FIRST RECORD OF EQUUS OCCIDENTALIS FROM ORANGE COUNTY, CALIFORNIA, WITH IMPLICATIONS FOR THE LATE PLEISTOCENE DISTRIBUTION OF EQUUS IN THE AMERICAN SOUTHWEST
In the late Pleistocene, two morphospecies of large stout-limbed horses have been documented from the American southwest: Equus occidentalis from California, west of the Sierra Nevadas and south-southwest of the Transverse Ranges, and Equus scotti from the central Mojave Desert. These species are readily distinguished dentally; E. scotti possesses lower incisor infundibula, while E. occidentalis lacks them. The presence of two large, stout-limbed equine morphs in the southwest, with no evident geographic overlap, suggests (in combination with fossils of small horses) that multiple horse species inhabited the region during the late Pleistocene. However, fully diagnostic remains of E. occidentalis and/or E. scotti are known from only five localities in the region. Assessing whether the hypothesized distribution of these two large horse morphs is real, or instead is an artifact of the dearth of diagnostic material, therefore requires additional fossils.

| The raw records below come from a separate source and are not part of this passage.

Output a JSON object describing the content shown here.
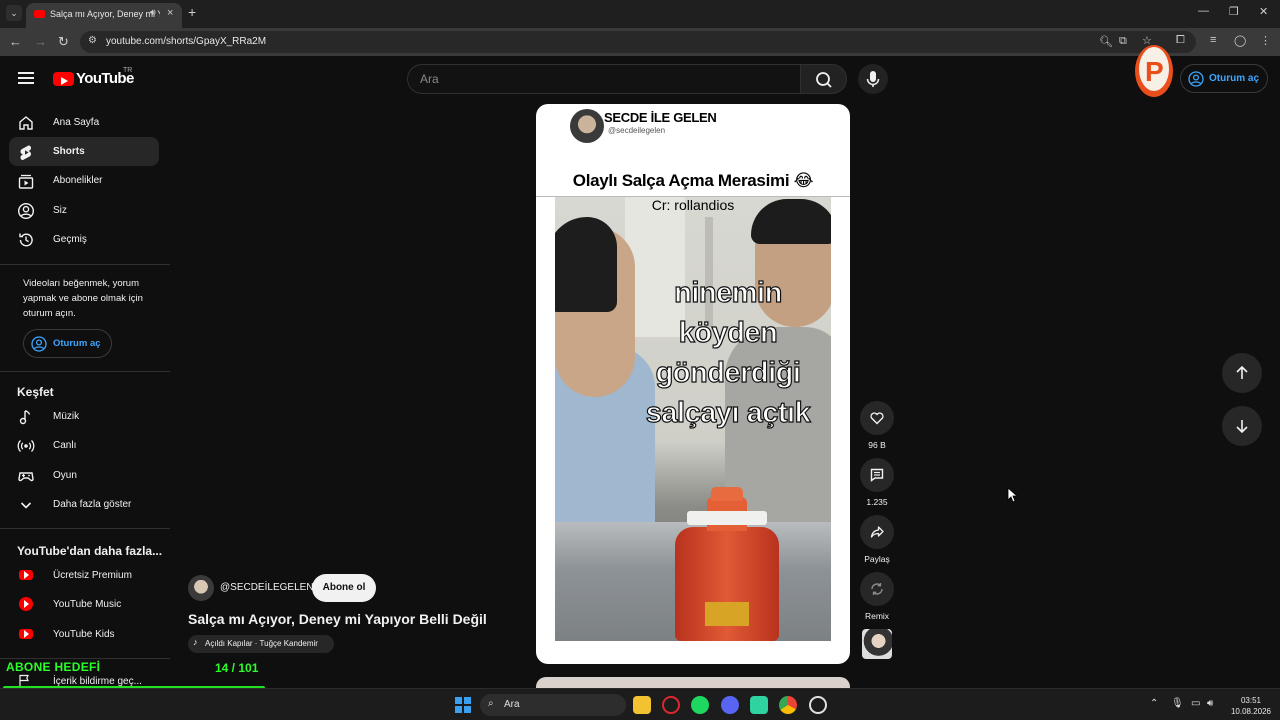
{
  "browser": {
    "tab_title": "Salça mı Açıyor, Deney mi Yapıyor Belli Değil - YouTube",
    "url": "youtube.com/shorts/GpayX_RRa2M"
  },
  "header": {
    "logo_text": "YouTube",
    "country_code": "TR",
    "search_placeholder": "Ara",
    "signin_label": "Oturum aç"
  },
  "sidebar": {
    "main_items": [
      {
        "label": "Ana Sayfa",
        "icon": "home-icon"
      },
      {
        "label": "Shorts",
        "icon": "shorts-icon",
        "active": true
      },
      {
        "label": "Abonelikler",
        "icon": "subscriptions-icon"
      },
      {
        "label": "Siz",
        "icon": "you-icon"
      },
      {
        "label": "Geçmiş",
        "icon": "history-icon"
      }
    ],
    "signin_prompt": "Videoları beğenmek, yorum yapmak ve abone olmak için oturum açın.",
    "signin_label": "Oturum aç",
    "explore_title": "Keşfet",
    "explore_items": [
      {
        "label": "Müzik",
        "icon": "music-icon"
      },
      {
        "label": "Canlı",
        "icon": "live-icon"
      },
      {
        "label": "Oyun",
        "icon": "gaming-icon"
      },
      {
        "label": "Daha fazla göster",
        "icon": "chevron-down-icon"
      }
    ],
    "more_title": "YouTube'dan daha fazla...",
    "more_items": [
      {
        "label": "Ücretsiz Premium",
        "icon": "youtube-premium-icon"
      },
      {
        "label": "YouTube Music",
        "icon": "youtube-music-icon"
      },
      {
        "label": "YouTube Kids",
        "icon": "youtube-kids-icon"
      }
    ],
    "report_label": "İçerik bildirme geç..."
  },
  "short": {
    "card_channel": "SECDE İLE GELEN",
    "card_handle": "@secdeilegelen",
    "card_headline": "Olaylı Salça Açma Merasimi 😂",
    "video_credit": "Cr: rollandios",
    "video_caption": "ninemin köyden gönderdiği salçayı açtık",
    "channel_handle": "@SECDEİLEGELEN",
    "subscribe_label": "Abone ol",
    "title": "Salça mı Açıyor, Deney mi Yapıyor Belli Değil",
    "sound_label": "Açıldı Kapılar · Tuğçe Kandemir"
  },
  "actions": {
    "like_count": "96 B",
    "comment_count": "1.235",
    "share_label": "Paylaş",
    "remix_label": "Remix"
  },
  "overlay": {
    "goal_title": "ABONE HEDEFİ",
    "goal_count": "14 / 101",
    "goal_progress": 0.139
  },
  "taskbar": {
    "search_label": "Ara",
    "time": "03:51",
    "date": "10.08.2026"
  },
  "colors": {
    "accent_link": "#3ea6ff",
    "youtube_red": "#ff0000",
    "overlay_green": "#2aff2a"
  }
}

To test this hypothesis, we examined a previously undescribed late Pleistocene horse from San Juan Capistrano, Orange County, California. Remains include a skull, mandible, articulated right hind leg, and other postcrania recovered from nonmarine terrace deposits that also yielded remains of Bison, an index taxon for the late Pleistocene. Metric data confirm that this is a large species of horse; the metapodials are stout rather than slender, while the lower incisors lack infundibula. These characters demonstrate clear affinity with Equus occidentalis. Based upon size and morphology, this is the first confirmed record of E. occidentalis from Orange County.
The presence of Equus occidentalis in this region accords well with the hypothesized distribution of late Pleistocene large stout-limbed Equus in the American southwest. Our results indicate that multiple horse species inhabited North America during the late Pleistocene.